Die Parteien des verwaltungsgerichtlichen Verfahrens gehen davon aus, dass das in Rede stehende Arbeitszimmer im Wohnungsverband gelegen ist.
Nach der Rechtsprechung des Verwaltungsgerichtshofes ist jedenfalls dann, wenn eine Einkunftsquelle den Aufwand für das Arbeitszimmer bedingt, die andere aber nicht, der Mittelpunkt im Sinne des § 20 Abs. 1 Z. 2 lit. d EStG 1988 nur aus der Sicht der einen Einkunftsquelle zu bestimmen.
In seinem die Tätigkeit einer Vertragslehrerin an der Universität Mozarteum Salzburg und Konzertpianistin betreffenden Erkenntnis vom 24. Juni 2004, 2001/15/0052, hat der Verwaltungsgerichtshof ausgeführt, dass der Mittelpunkt der Lehrtätigkeit nicht im im Wohnungsverband gelegenen Arbeitszimmer, sondern an jenem Ort gelegen ist, an dem die Vermittlung von Wissen und technischem Können selbst erfolgt, weil die damalige Beschwerdeführerin ihre Schüler nicht im in Rede stehenden Arbeitszimmer unterrichtete.

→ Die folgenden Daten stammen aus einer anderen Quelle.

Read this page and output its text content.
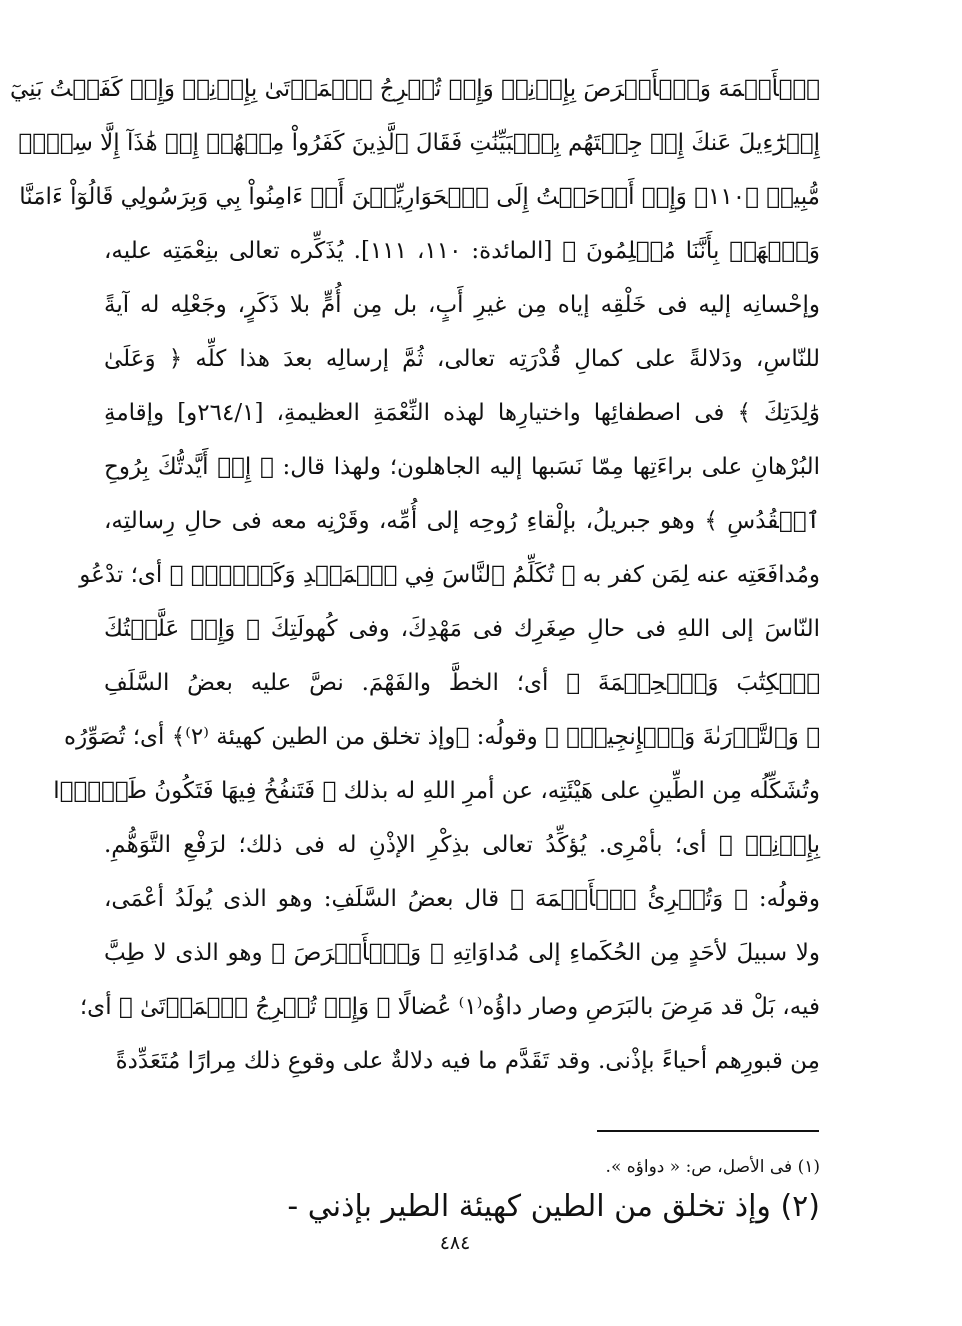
ٱلۡأَكۡمَهَ وَٱلۡأَبۡرَصَ بِإِذۡنِيۖ وَإِذۡ تُخۡرِجُ ٱلۡمَوۡتَىٰ بِإِذۡنِيۖ وَإِذۡ كَفَفۡتُ بَنِيٓ
إِسۡرَٰٓءِيلَ عَنكَ إِذۡ جِئۡتَهُم بِٱلۡبَيِّنَٰتِ فَقَالَ ٱلَّذِينَ كَفَرُواْ مِنۡهُمۡ إِنۡ هَٰذَآ إِلَّا سِحۡرٞ
مُّبِينٞ ﴿١١٠﴾ وَإِذۡ أَوۡحَيۡتُ إِلَى ٱلۡحَوَارِيِّـۧنَ أَنۡ ءَامِنُواْ بِي وَبِرَسُولِي قَالُوٓاْ ءَامَنَّا
وَٱشۡهَدۡ بِأَنَّنَا مُسۡلِمُونَ ﴾ [المائدة: ١١٠، ١١١]. يُذَكِّره تعالى بنِعْمَتِه عليه،
وإحْسانِه إليه فى خَلْقِه إياه مِن غيرِ أَبٍ، بل مِن أُمٍّ بلا ذَكَرٍ، وجَعْلِه له آيةً
للنّاسِ، ودَلالةً على كمالِ قُدْرَتِه تعالى، ثُمَّ إرسالِه بعدَ هذا كلِّه ﴿ وَعَلَىٰ
وَٰلِدَتِكَ ﴾ فى اصطفائِها واختيارِها لهذه النِّعْمَةِ العظيمةِ، [٢٦٤/١و] وإقامةِ
البُرْهانِ على براءَتِها مِمّا نَسَبها إليه الجاهلون؛ ولهذا قال: ﴿ إِذۡ أَيَّدتُّكَ بِرُوحِ
ٱلۡقُدُسِ ﴾ وهو جبريلُ، بإلْقاءِ رُوحِه إلى أُمِّه، وقَرْنِه معه فى حالِ رِسالتِه،
ومُدافَعَتِه عنه لِمَن كفر به ﴿ تُكَلِّمُ ٱلنَّاسَ فِي ٱلۡمَهۡدِ وَكَهۡلٗاۖ ﴾ أى؛ تدْعُو
النّاسَ إلى اللهِ فى حالِ صِغَرِك فى مَهْدِكَ، وفى كُهولَتِكَ ﴿ وَإِذۡ عَلَّمۡتُكَ
ٱلۡكِتَٰبَ وَٱلۡحِكۡمَةَ ﴾ أى؛ الخطَّ والفَهْمَ. نصَّ عليه بعضُ السَّلَفِ
﴿ وَٱلتَّوۡرَىٰةَ وَٱلۡإِنجِيلَۖ ﴾ وقولُه: ﴿وإذ تخلق من الطين كهيئة ⁽٢⁾﴾ أى؛ تُصَوِّرُه
وتُشَكِّلُه مِن الطِّينِ على هَيْئَتِه، عن أمرِ اللهِ له بذلك ﴿ فَتَنفُخُ فِيهَا فَتَكُونُ طَيۡرَۢا
بِإِذۡنِيۖ ﴾ أى؛ بأمْرِى. يُؤكِّدُ تعالى بذِكْرِ الإذْنِ له فى ذلك؛ لرَفْعِ التَّوَهُّمِ.
وقولُه: ﴿ وَتُبۡرِئُ ٱلۡأَكۡمَهَ ﴾ قال بعضُ السَّلَفِ: وهو الذى يُولَدُ أعْمَى،
ولا سبيلَ لأحَدٍ مِن الحُكَماءِ إلى مُداوَاتِهِ ﴿ وَٱلۡأَبۡرَصَ ﴾ وهو الذى لا طِبَّ
فيه، بَلْ قد مَرِضَ بالبَرَصِ وصار داؤُه⁽١⁾ عُضالًا ﴿ وَإِذۡ تُخۡرِجُ ٱلۡمَوۡتَىٰ ﴾ أى؛
مِن قبورِهم أحياءً بإذْنى. وقد تَقَدَّم ما فيه دلالةٌ على وقوعِ ذلك مِرارًا مُتَعَدِّدةً
(١) فى الأصل، ص: « دواؤه ».
(٢) وإذ تخلق من الطين كهيئة الطير بإذني -
٤٨٤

Im Bezug auf die Tätigkeit einer Konzertpianistin brachte der Verwaltungsgerichtshof in diesem Erkenntnis zum Ausdruck, dass die damals belangte Behörde insofern die Rechtslage verkannt habe, als sie im Üben und im Proben (der damaligen Beschwerdeführerin) lediglich Hilfsleistungen gesehen habe, während die Darbietung vor Publikum die "Basis" des Berufes der Beschwerdeführerin darstelle, die berufliche Tätigkeit einer Konzertpianistin allerdings ein musikalisches Niveau erfordere, welches durch regelmäßige Arbeit am Instrument zu erreichen und zu halten ist. Dergestalt erschöpft sich die Tätigkeit des "Übens und Probens" eines Künstlers nicht im Einstudieren eines bestimmten Stückes oder Programmes für ein konkretes Konzert, sondern erfordert eben ein regelmäßig und dauerhaft ausgeübtes Spielen des Instrumentes, um die künstlerischen Fertigkeiten zu erhalten und zu steigern. Solcherart ist der Mittelpunkt der Tätigkeit einer Konzertpianistin nach der Verkehrsauffassung an dem Ort anzusehen, an dem sie die überwiegende Zeit an ihrem Instrument verbringt, im damaligen Beschwerdefall in dem in Rede stehenden Arbeitszimmer.
Im hg. Erkenntnis vom 16. März 2005, 2000/14/0150, wurde diese Sichtweise auf einen Orchestermusiker übertragen und unter Bezugnahme auf die von der dort belangten Behörde ins Treffen geführte Vorjudikatur ausgeführt, dass eine Vorbereitungs- und Korrekturtätigkeit eines Lehrers mit dem Üben der Fertigkeit eines Musikers nicht vergleichbar sei.
An der in diesen beiden Erkenntnissen zum Ausdruck gebrachten Rechtsansicht hat der Verwaltungsgerichtshof in seinem, einem Berufsmusiker und Mitglied der Wiener Philharmoniker betreffenden, Erkenntnis vom 21. September 2005, 2001/13/0241, festgehalten und sie vertieft. Auf die nähere Begründung der genannten Erkenntnisse wird gemäß § 43 Abs. 2 VwGG verwiesen.
Die belangte Behörde hat ausgehend von ihrer vom Verwaltungsgerichtshof nicht geteilten Rechtsansicht keinerlei Feststellungen über das Arbeitszimmer und die Berufstätigkeit des Beschwerdeführers getroffen. Sie hat damit ihren Bescheid mit Rechtswidrigkeit seines Inhaltes belastet, weshalb dieser gemäß § 42 Abs. 2 Z. 1 VwGG aufzuheben war.
Die Kostenentscheidung gründet sich auf die §§ 47 ff VwGG i. V.m. der Verordnung BGBl. II Nr. 333/2003.